Looks like you have a very early N18 engine…. It has the intake sound tube to the fire wall. I thought my Clubman was an earlier version, but mine didn’t have that. Now I’m slightly curious what the cutoff was for production on that thing.
I had the PSB rear shock mount bushings on my R55. Thinking about getting the front control arm bushings for my F60. Compared to the Powerflex versions, you can get the PSB bushing kit and new RockAuto control arm mounts for less than the Powerflex kit.
Last night was time for a FUN project - installed the Scorpion Red Power sport exhaust, and thanks @ECSTuning again!
I've wanted a 'sportier' sound for quite a while, but things kept eating up my fun fund...finally got to the point where I could go for it. Decided on the 'non-resonated- version, in addition to saving a few bucks I thought I'd be happier with the sound. Old exhaust off, that was much easier than I expected
I neglected to take pics of the new system as I was unboxing. It's multiple pieces - a pair of mufflers with nice, large tailpipes, a front flex pipe, and 2 center sections. There was no way I was going to assemble beforehand and install on the car - I don't have a lift - so installed from front to back. After everything was in place, I adjusted and lightly clamped to allow final fit. Went together really well, and no adjustment was necessary.

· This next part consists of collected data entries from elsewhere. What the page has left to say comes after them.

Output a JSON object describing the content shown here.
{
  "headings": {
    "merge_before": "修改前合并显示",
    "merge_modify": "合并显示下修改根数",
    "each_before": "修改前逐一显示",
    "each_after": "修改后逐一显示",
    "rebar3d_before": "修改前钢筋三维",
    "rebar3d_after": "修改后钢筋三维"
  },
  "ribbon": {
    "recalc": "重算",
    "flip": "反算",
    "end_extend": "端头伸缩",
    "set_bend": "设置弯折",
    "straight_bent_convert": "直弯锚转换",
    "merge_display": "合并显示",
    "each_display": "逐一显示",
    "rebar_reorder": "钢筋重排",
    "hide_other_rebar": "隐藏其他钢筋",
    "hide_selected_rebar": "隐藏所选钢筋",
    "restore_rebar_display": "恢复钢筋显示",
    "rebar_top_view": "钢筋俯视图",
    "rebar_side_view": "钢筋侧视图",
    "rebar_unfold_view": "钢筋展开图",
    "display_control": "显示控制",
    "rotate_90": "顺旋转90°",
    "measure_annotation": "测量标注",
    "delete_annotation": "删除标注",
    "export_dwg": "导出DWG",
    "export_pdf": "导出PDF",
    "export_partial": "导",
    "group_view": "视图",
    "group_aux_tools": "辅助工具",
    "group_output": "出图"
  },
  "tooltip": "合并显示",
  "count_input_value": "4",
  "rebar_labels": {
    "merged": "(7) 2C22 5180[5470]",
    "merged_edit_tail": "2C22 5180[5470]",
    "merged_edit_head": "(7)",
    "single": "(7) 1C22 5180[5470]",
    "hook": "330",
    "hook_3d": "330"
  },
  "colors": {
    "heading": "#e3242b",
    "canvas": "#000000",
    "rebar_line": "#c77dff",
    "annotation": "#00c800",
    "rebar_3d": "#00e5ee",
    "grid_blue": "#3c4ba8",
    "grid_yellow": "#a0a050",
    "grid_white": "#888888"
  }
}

Looks like you have a very early N18 engine…. It has the intake sound tube to the fire wall. I thought my Clubman was an earlier version, but mine didn’t have that. Now I’m slightly curious what the cutoff was for production on that thing.
I had the PSB rear shock mount bushings on my R55. Thinking about getting the front control arm bushings for my F60. Compared to the Powerflex versions, you can get the PSB bushing kit and new RockAuto control arm mounts for less than the Powerflex kit.
I'm very happy with the PSB products, and the price point is definitely better than Powerflex.
Yes, it's an early 2011 car - build date 09/10. The 'noisemaker' is coming off very soon, replacing with a one piece silicone hose.
Thanks for the feedback, Nik - have a great 'SUN'day!